Disability and Healthcare Fraud
Disability and Healthcare Insurance Fraud Program
Health insurance fraud is a significant problem for health insurance policyholders because it drains resources out of the system causing otherwise unnecessary premium increases. California Insurance Code Section 1872.85(a) provides funding for the Disability and Healthcare Fraud Program through annual special purpose assessment to be determined by the Commissioner: not to exceed 20 cents ($0.20) for each insured person in California who is covered by an individual or group insurance policy it issues. This funding supports criminal investigations statewide by the Fraud Division and prosecution by district attorneys of suspected fraud involving disability and healthcare.
This program area includes suspected fraudulent claims involving: claimant disability other than workers' compensation, dental claims, billing fraud schemes, immunization fraud, unlawful solicitation, durable medical equipment, and posing as another to obtain benefits.

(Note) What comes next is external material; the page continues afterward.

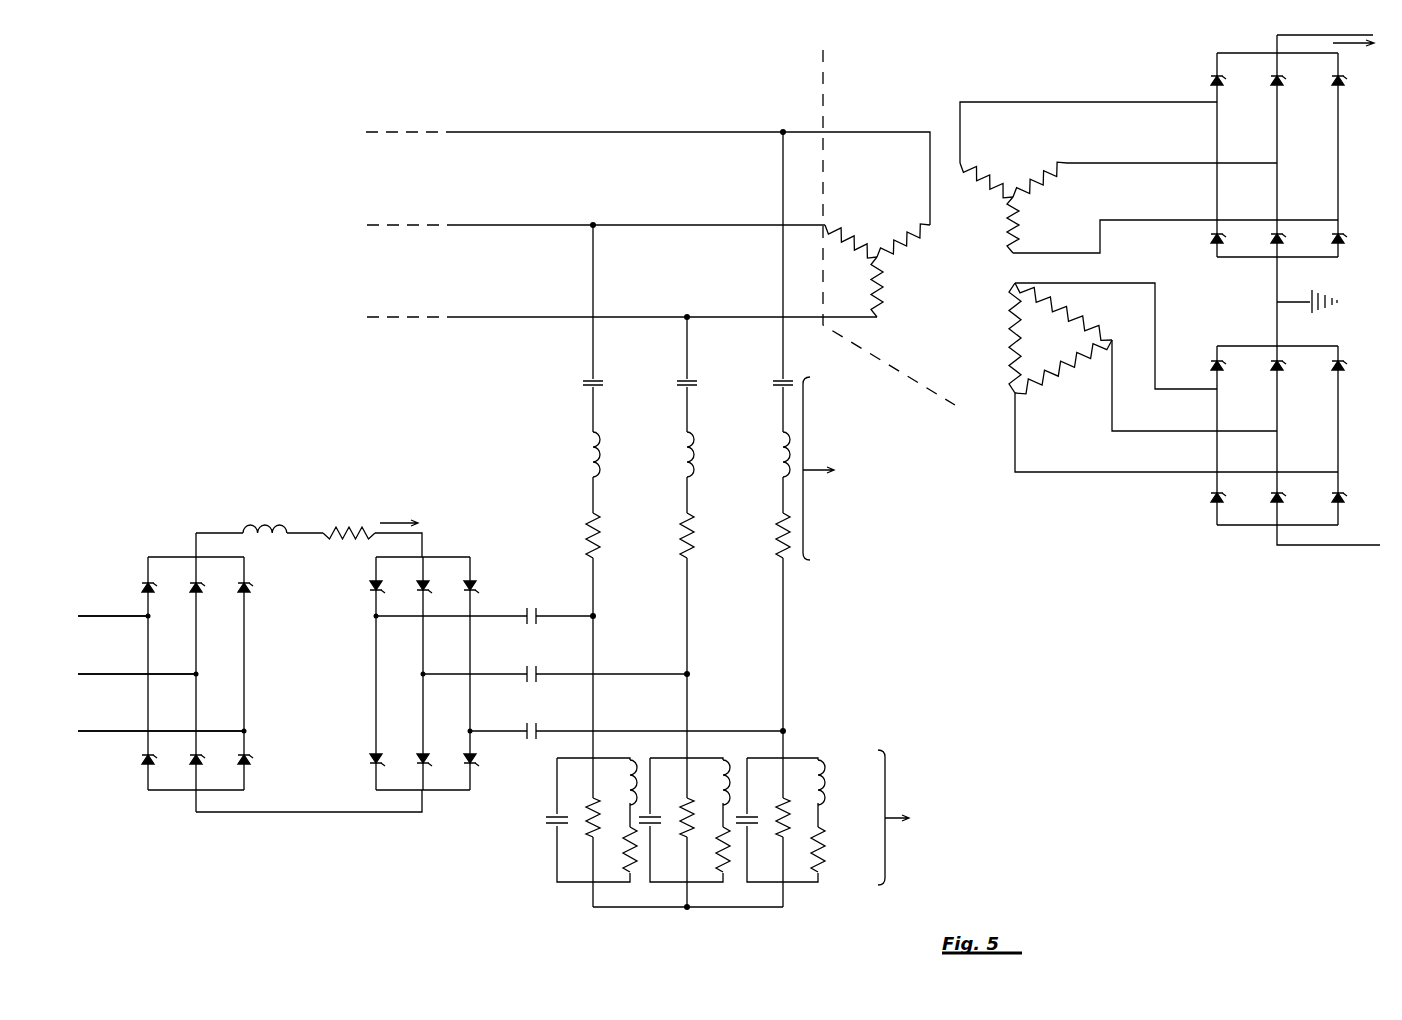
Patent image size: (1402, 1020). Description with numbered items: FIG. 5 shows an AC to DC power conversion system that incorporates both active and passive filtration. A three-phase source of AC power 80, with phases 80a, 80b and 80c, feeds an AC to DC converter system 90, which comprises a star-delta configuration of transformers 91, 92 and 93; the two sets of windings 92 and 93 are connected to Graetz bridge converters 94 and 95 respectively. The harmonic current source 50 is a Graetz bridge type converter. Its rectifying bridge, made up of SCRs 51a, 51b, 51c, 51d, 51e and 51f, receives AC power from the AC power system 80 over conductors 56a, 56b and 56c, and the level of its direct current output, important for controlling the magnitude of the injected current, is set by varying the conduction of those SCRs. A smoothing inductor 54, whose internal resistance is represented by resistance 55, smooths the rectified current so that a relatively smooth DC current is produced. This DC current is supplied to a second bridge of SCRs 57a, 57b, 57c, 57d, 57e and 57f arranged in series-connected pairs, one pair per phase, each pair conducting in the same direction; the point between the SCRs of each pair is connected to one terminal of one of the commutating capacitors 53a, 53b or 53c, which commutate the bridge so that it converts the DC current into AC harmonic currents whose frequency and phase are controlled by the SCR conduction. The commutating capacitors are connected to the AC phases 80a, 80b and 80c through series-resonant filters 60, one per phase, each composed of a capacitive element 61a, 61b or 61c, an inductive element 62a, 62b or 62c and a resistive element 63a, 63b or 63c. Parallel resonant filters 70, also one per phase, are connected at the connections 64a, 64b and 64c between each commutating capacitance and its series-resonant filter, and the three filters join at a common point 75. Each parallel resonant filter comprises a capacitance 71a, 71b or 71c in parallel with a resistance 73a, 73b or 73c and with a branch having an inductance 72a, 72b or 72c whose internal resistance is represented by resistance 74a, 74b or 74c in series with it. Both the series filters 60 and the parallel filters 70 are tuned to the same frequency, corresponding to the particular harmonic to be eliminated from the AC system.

During fiscal year 2017-18, the Fraud Division identified and reported 590 SFCs, assigned 84 new cases, and made 40 arrests and 38 referrals to prosecuting authorities. Potential loss amounted to $172,409,998.
During fiscal year 2017-18, the Fraud Division identified and reported 55 SFCs, assigned 22 new cases, made 18 arrests and 18 referrals to prosecuting authorities. Potential loss amounted to $92,352,459.
District Attorneys' Disability and Healthcare Program
In fiscal year 2017-18, 11 counties received funding totaling $5,700,000 through the Department's Disability and Healthcare Insurance Fraud Grant Program. The district attorneys reported 280 investigations and 62 arrests, which also included a majority of Fraud Division arrests. District attorneys prosecuted 82 cases involving 120 defendants with chargeable fraud totaling $97,685,552, which resulted in 34 convictions and $6,108,770 in restitution ordered by the courts.
District Attorneys' Disability and Healthcare Supplemental Program (Settlement)
As the result of a one-time Qui-Tam settlement, the Department received $4,000,000 to be awarded over four years, through an annual competitive process, available to those counties receiving a Disability and Healthcare Insurance Fraud Grant. These funds are to be used solely for the enhanced investigation and prosecution of cases involving healthcare/medical providers that have the potential to have great impact on disability and healthcare insurance fraud.
Fiscal year 2017-18 was the fourth year of this award; five counties received funding totaling $1,000,000 through the Disability and Healthcare-Supplemental Insurance Fraud Grant Program. The district attorneys reported 64 investigations and 7 arrests. District attorneys prosecuted 20 cases involving 38 defendants with chargeable fraud totaling $9,529,443, which resulted in seven convictions and $487,093 in restitution ordered by the courts.